Подкидыш
– Но... лекарство... то, за которым я посылала... о котором вы говорили... если мы его получим? – прошептала Элеонора.
– Даже и тогда – это лекарство всего лишь жаропонижающее, оно просто ослабляет лихорадку. Если дать его больному, силы которого еще не слишком подорваны недугом, то страдальцу станет немного легче. Только и всего. А от самой этой хвори лекарства не существует.
Элеонора, побелев, как мел, несколько секунд смотрела на доктора, а потом без сознания рухнула на пол. Энис вскрикнула и, опустившись на колени возле своей госпожи, принялась громко звать служанок.

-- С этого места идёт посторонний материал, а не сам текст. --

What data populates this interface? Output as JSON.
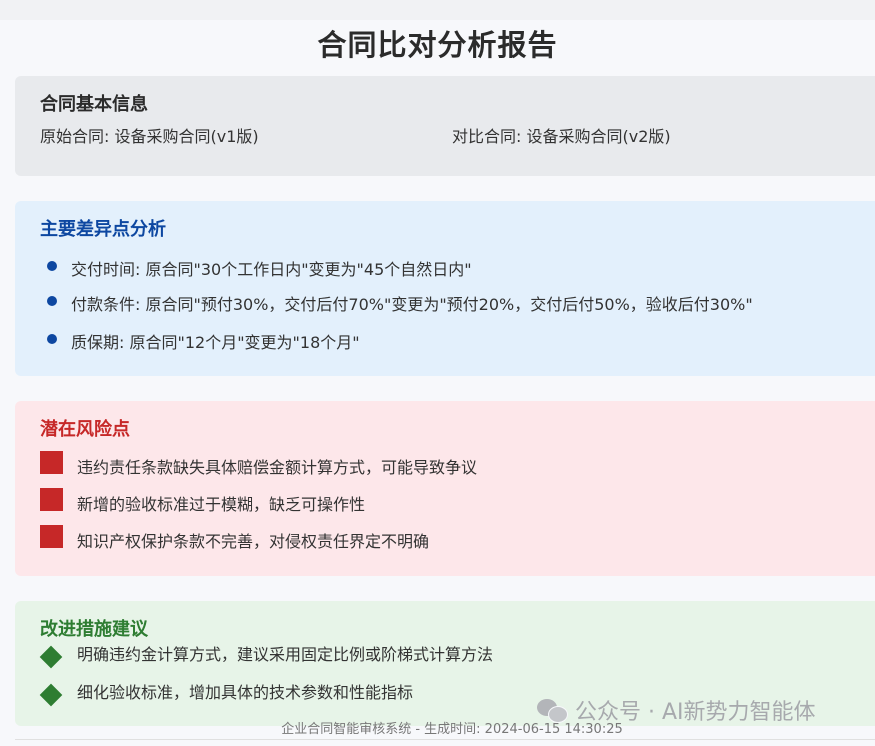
{
  "title": "合同比对分析报告",
  "info": {
    "heading": "合同基本信息",
    "original": "原始合同: 设备采购合同(v1版)",
    "compare": "对比合同: 设备采购合同(v2版)"
  },
  "differences": {
    "heading": "主要差异点分析",
    "items": [
      "交付时间: 原合同\"30个工作日内\"变更为\"45个自然日内\"",
      "付款条件: 原合同\"预付30%，交付后付70%\"变更为\"预付20%，交付后付50%，验收后付30%\"",
      "质保期: 原合同\"12个月\"变更为\"18个月\""
    ]
  },
  "risks": {
    "heading": "潜在风险点",
    "items": [
      "违约责任条款缺失具体赔偿金额计算方式，可能导致争议",
      "新增的验收标准过于模糊，缺乏可操作性",
      "知识产权保护条款不完善，对侵权责任界定不明确"
    ]
  },
  "improvements": {
    "heading": "改进措施建议",
    "items": [
      "明确违约金计算方式，建议采用固定比例或阶梯式计算方法",
      "细化验收标准，增加具体的技术参数和性能指标"
    ]
  },
  "footer": "企业合同智能审核系统 - 生成时间: 2024-06-15 14:30:25",
  "watermark": "公众号 · AI新势力智能体",
  "colors": {
    "diff_accent": "#0d47a1",
    "risk_accent": "#c62828",
    "improve_accent": "#2e7d32"
  }
}
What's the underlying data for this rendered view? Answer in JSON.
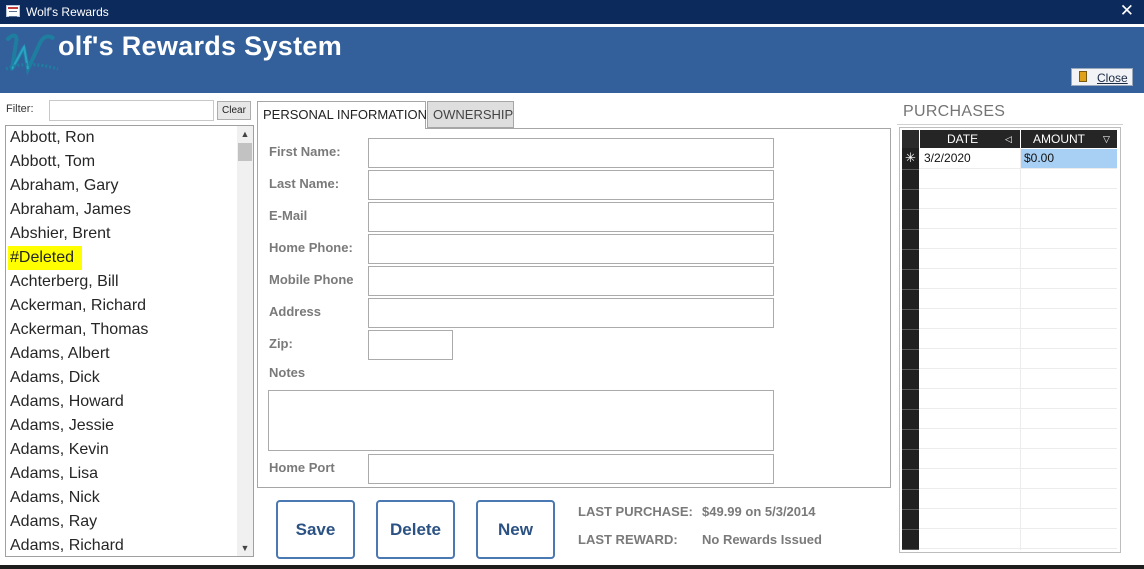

– Она совершенно измучена, – вздохнул доктор Брэкенбери. – А в её положении совсем ни к чему так переутомляться. Посмотрите, что можно сделать, чтобы держать её подальше от комнаты больного. Миссис Морлэнд нужно отдохнуть. Постарайтесь поухаживать за своим хозяином сами.
– Я попробую, – сказала Энис, – но у моей госпожи железная воля. И потом – это все-таки её муж...
– Я знаю, дитя, я знаю. Но все-таки попробуйте.
– Я отправлю к ней Джоба. Иногда ему удастся уговорить её, – пробормотала Энис, больше себе, чем доктору. С помощью служанок она перенесла Элеонору в другую комнату, а потом вернулась в спальню, чтобы занять свое место у постели больного.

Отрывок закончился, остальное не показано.